Veronica, the Conspicuous Hippo, and the power of stories for vocabulary

Recently I was lucky to receive a review copy of Veronica by Roger Duvoisin, republished by Bodleian’s Children’s Books – a fairly new but sure-to-be popular company. Veronica is the third in their list, and it’s as delightful as the previous two: Penguin’s Way and Whale’s Way (you can read more about these in my review here.)

The gist of the story is that Veronica, the hippopotamus, wants to be conspicuous. She’s tired of being part of the crowd of hippos, blending into the background, inconspicuous. So she decides to head for the big city to make her name, to be famous, to be a celebrity. However, once she gets there, she finds that she is being conspicuous for all the wrong reasons. Will the lure of stardom keep its attraction or will Veronica long for a little more anonymity?

Roger Duvoisin’s book brings the world of the late 1950s/early 1960s to life in his gorgeous drawings. Alternating between monochrome and colour (which the Key Stage 1 children immediately noticed) the pictures leaped off the page, especially beautiful Veronica. We had fun talking about the fruit and veg man with his cart and the rules of parking in front of fire hydrants in the United States – both new concepts to the children, but ones they understood easily. They giggled at Veronica’s large derriere, which features in a couple of the pages, and felt empathy for her as she quickly became overwhelmed by just how different she was in the city.

I also liked using this book for story time because I could introduce – and emphasise – one new word for the children: conspicuous. I explained what it meant and gave examples (eg one of them would be conspicuous in a group of hippos) but I wasn’t sure if they would retain it. So you can imagine my delight when one child, the following week, deliberately used the word with emphasis in a sentence to me, and grinned. Ah, the power of stories and books!

The children also understood the concept of fame, and the fact that it’s probably more attractive in fantasy than it is in reality (although many still wanted to be a celeb when they grew up – it’s as much, if not more, a part of a culture now than it was in the 50s and 60s). Not much has changed, after all: people are desperate to be well-known and loved but often find that it’s more of a burden than a benefit once critics jump on board.

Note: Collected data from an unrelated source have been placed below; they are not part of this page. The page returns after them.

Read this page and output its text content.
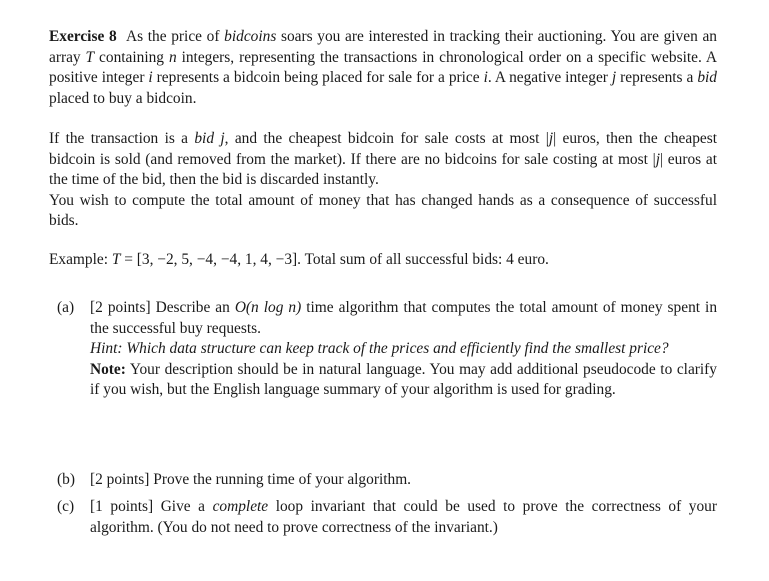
Exercise 8 As the price of bidcoins soars you are interested in tracking their auctioning. You are given an array T containing n integers, representing the transactions in chronological order on a specific website. A positive integer i represents a bidcoin being placed for sale for a price i. A negative integer j represents a bid placed to buy a bidcoin.

If the transaction is a bid j, and the cheapest bidcoin for sale costs at most |j| euros, then the cheapest bidcoin is sold (and removed from the market). If there are no bidcoins for sale costing at most |j| euros at the time of the bid, then the bid is discarded instantly.
You wish to compute the total amount of money that has changed hands as a consequence of successful bids.

Example: T = [3, −2, 5, −4, −4, 1, 4, −3]. Total sum of all successful bids: 4 euro.

(a)	[2 points] Describe an O(n log n) time algorithm that computes the total amount of money spent in the successful buy requests.
Hint: Which data structure can keep track of the prices and efficiently find the smallest price?
Note: Your description should be in natural language. You may add additional pseudocode to clarify if you wish, but the English language summary of your algorithm is used for grading.
(b) [2 points] Prove the running time of your algorithm.
(c)	[1 points] Give a complete loop invariant that could be used to prove the correctness of your algorithm. (You do not need to prove correctness of the invariant.)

Part of the reason why I’m such a big fan of the Bodleian’s books for children is how they remain true to their origins. The heaviness of the covers and the thickness of the paper complemented the story well and made it a pleasure to hold.

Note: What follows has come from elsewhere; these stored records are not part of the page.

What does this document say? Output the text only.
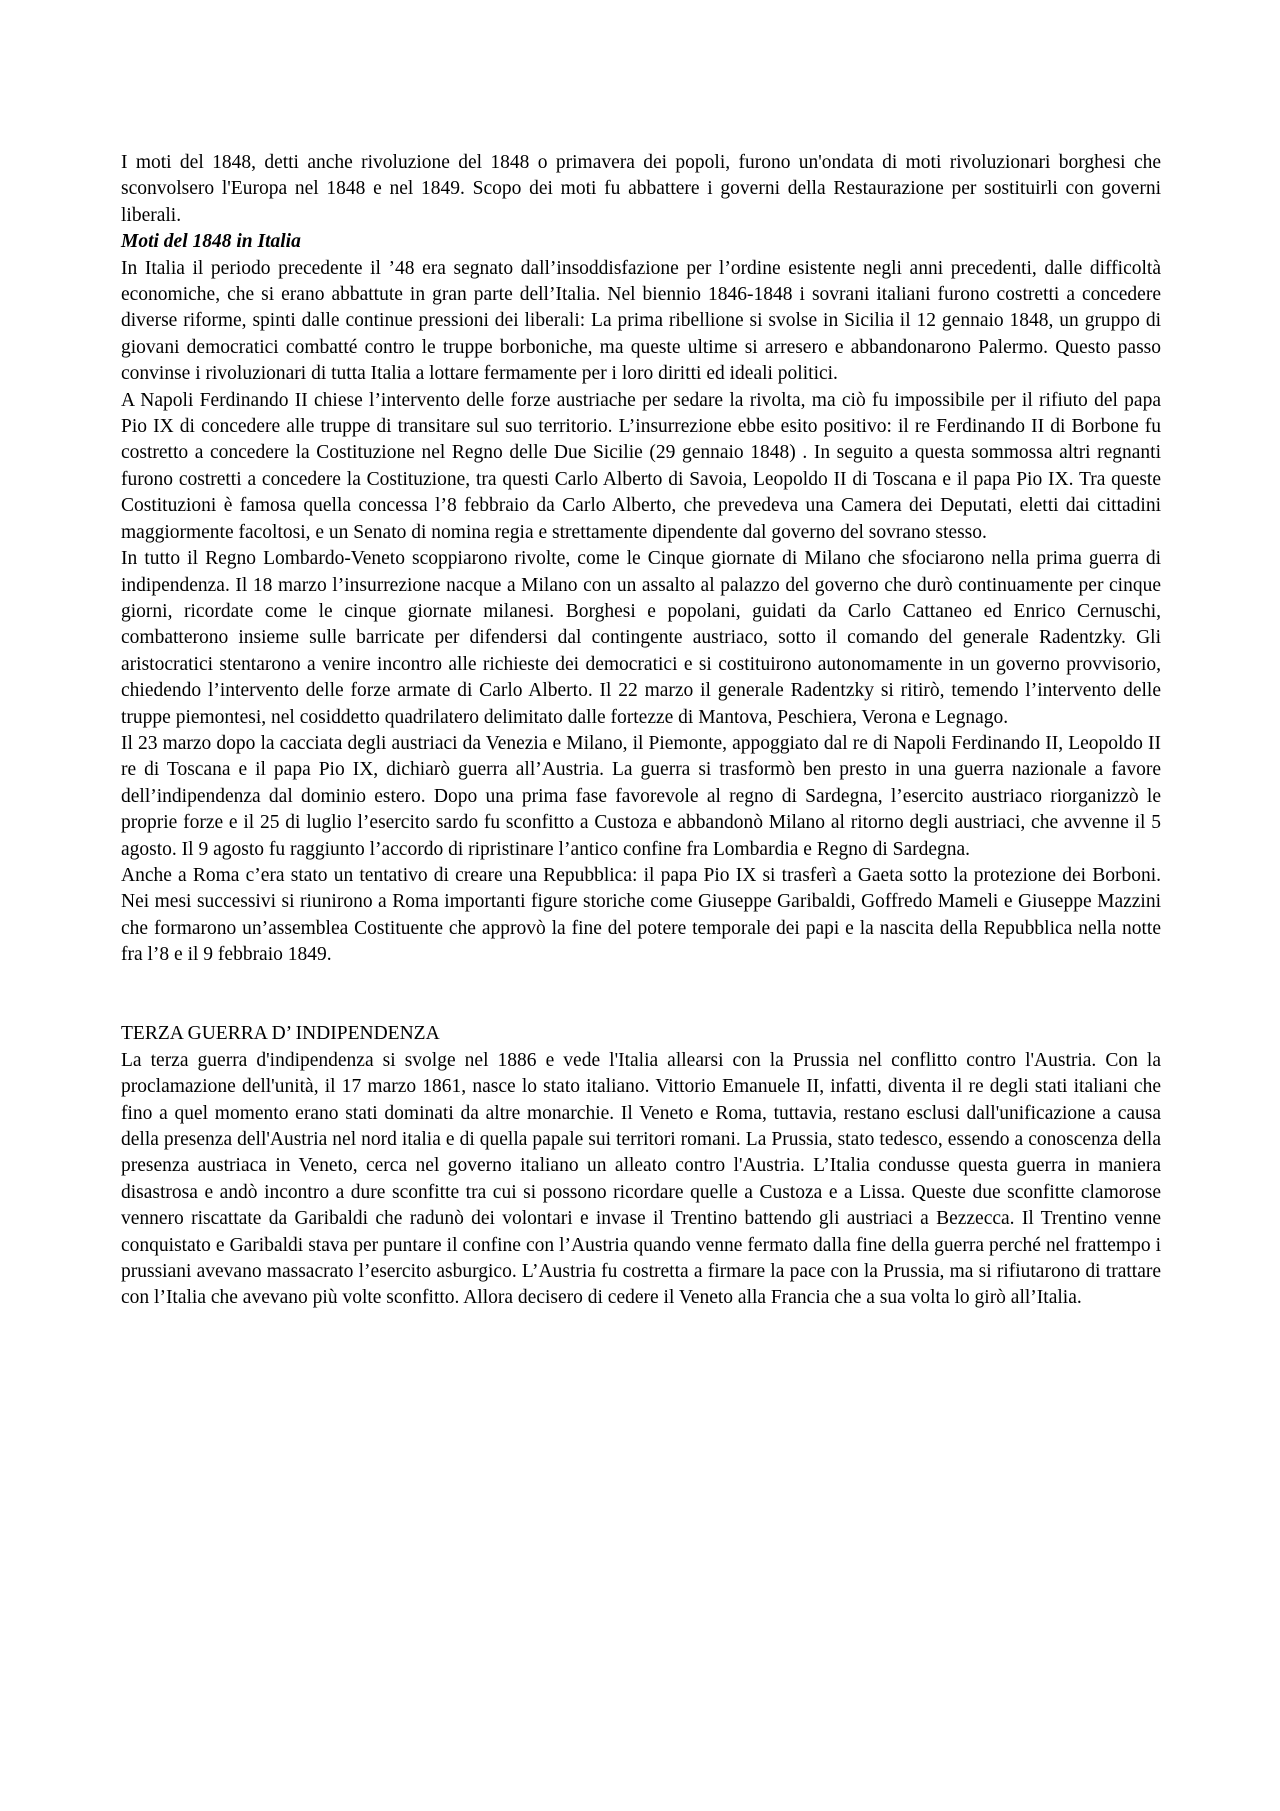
I moti del 1848, detti anche rivoluzione del 1848 o primavera dei popoli, furono un'ondata di moti rivoluzionari borghesi che sconvolsero l'Europa nel 1848 e nel 1849. Scopo dei moti fu abbattere i governi della Restaurazione per sostituirli con governi liberali.

Moti del 1848 in Italia

In Italia il periodo precedente il ’48 era segnato dall’insoddisfazione per l’ordine esistente negli anni precedenti, dalle difficoltà economiche, che si erano abbattute in gran parte dell’Italia. Nel biennio 1846-1848 i sovrani italiani furono costretti a concedere diverse riforme, spinti dalle continue pressioni dei liberali: La prima ribellione si svolse in Sicilia il 12 gennaio 1848, un gruppo di giovani democratici combatté contro le truppe borboniche, ma queste ultime si arresero e abbandonarono Palermo. Questo passo convinse i rivoluzionari di tutta Italia a lottare fermamente per i loro diritti ed ideali politici.

A Napoli Ferdinando II chiese l’intervento delle forze austriache per sedare la rivolta, ma ciò fu impossibile per il rifiuto del papa Pio IX di concedere alle truppe di transitare sul suo territorio. L’insurrezione ebbe esito positivo: il re Ferdinando II di Borbone fu costretto a concedere la Costituzione nel Regno delle Due Sicilie (29 gennaio 1848) . In seguito a questa sommossa altri regnanti furono costretti a concedere la Costituzione, tra questi Carlo Alberto di Savoia, Leopoldo II di Toscana e il papa Pio IX. Tra queste Costituzioni è famosa quella concessa l’8 febbraio da Carlo Alberto, che prevedeva una Camera dei Deputati, eletti dai cittadini maggiormente facoltosi, e un Senato di nomina regia e strettamente dipendente dal governo del sovrano stesso.

In tutto il Regno Lombardo-Veneto scoppiarono rivolte, come le Cinque giornate di Milano che sfociarono nella prima guerra di indipendenza. Il 18 marzo l’insurrezione nacque a Milano con un assalto al palazzo del governo che durò continuamente per cinque giorni, ricordate come le cinque giornate milanesi. Borghesi e popolani, guidati da Carlo Cattaneo ed Enrico Cernuschi, combatterono insieme sulle barricate per difendersi dal contingente austriaco, sotto il comando del generale Radentzky. Gli aristocratici stentarono a venire incontro alle richieste dei democratici e si costituirono autonomamente in un governo provvisorio, chiedendo l’intervento delle forze armate di Carlo Alberto. Il 22 marzo il generale Radentzky si ritirò, temendo l’intervento delle truppe piemontesi, nel cosiddetto quadrilatero delimitato dalle fortezze di Mantova, Peschiera, Verona e Legnago.

Il 23 marzo dopo la cacciata degli austriaci da Venezia e Milano, il Piemonte, appoggiato dal re di Napoli Ferdinando II, Leopoldo II re di Toscana e il papa Pio IX, dichiarò guerra all’Austria. La guerra si trasformò ben presto in una guerra nazionale a favore dell’indipendenza dal dominio estero. Dopo una prima fase favorevole al regno di Sardegna, l’esercito austriaco riorganizzò le proprie forze e il 25 di luglio l’esercito sardo fu sconfitto a Custoza e abbandonò Milano al ritorno degli austriaci, che avvenne il 5 agosto. Il 9 agosto fu raggiunto l’accordo di ripristinare l’antico confine fra Lombardia e Regno di Sardegna.

Anche a Roma c’era stato un tentativo di creare una Repubblica: il papa Pio IX si trasferì a Gaeta sotto la protezione dei Borboni. Nei mesi successivi si riunirono a Roma importanti figure storiche come Giuseppe Garibaldi, Goffredo Mameli e Giuseppe Mazzini che formarono un’assemblea Costituente che approvò la fine del potere temporale dei papi e la nascita della Repubblica nella notte fra l’8 e il 9 febbraio 1849.

TERZA GUERRA D’ INDIPENDENZA

La terza guerra d'indipendenza si svolge nel 1886 e vede l'Italia allearsi con la Prussia nel conflitto contro l'Austria. Con la proclamazione dell'unità, il 17 marzo 1861, nasce lo stato italiano. Vittorio Emanuele II, infatti, diventa il re degli stati italiani che fino a quel momento erano stati dominati da altre monarchie. Il Veneto e Roma, tuttavia, restano esclusi dall'unificazione a causa della presenza dell'Austria nel nord italia e di quella papale sui territori romani. La Prussia, stato tedesco, essendo a conoscenza della presenza austriaca in Veneto, cerca nel governo italiano un alleato contro l'Austria. L’Italia condusse questa guerra in maniera disastrosa e andò incontro a dure sconfitte tra cui si possono ricordare quelle a Custoza e a Lissa. Queste due sconfitte clamorose vennero riscattate da Garibaldi che radunò dei volontari e invase il Trentino battendo gli austriaci a Bezzecca. Il Trentino venne conquistato e Garibaldi stava per puntare il confine con l’Austria quando venne fermato dalla fine della guerra perché nel frattempo i prussiani avevano massacrato l’esercito asburgico. L’Austria fu costretta a firmare la pace con la Prussia, ma si rifiutarono di trattare con l’Italia che avevano più volte sconfitto. Allora decisero di cedere il Veneto alla Francia che a sua volta lo girò all’Italia.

At the end of the week, in my Library lunchtime session with years 1 and 2, we coloured in our own hippos and named them. Interestingly and perhaps predictably, the girls all chose to make their hippos princesses with names like ‘Daisy’, ‘Star’ etc. However, bizarrely, they all came from Russia, not a country known for its hippo population. When I asked them why, they said that Russia was a beautiful country (fair point). One girl invented a more complicated migratory tale of how her hippo was originally from Brazil but moved to Russia later in life. Presumably to join all the other hippos now living there.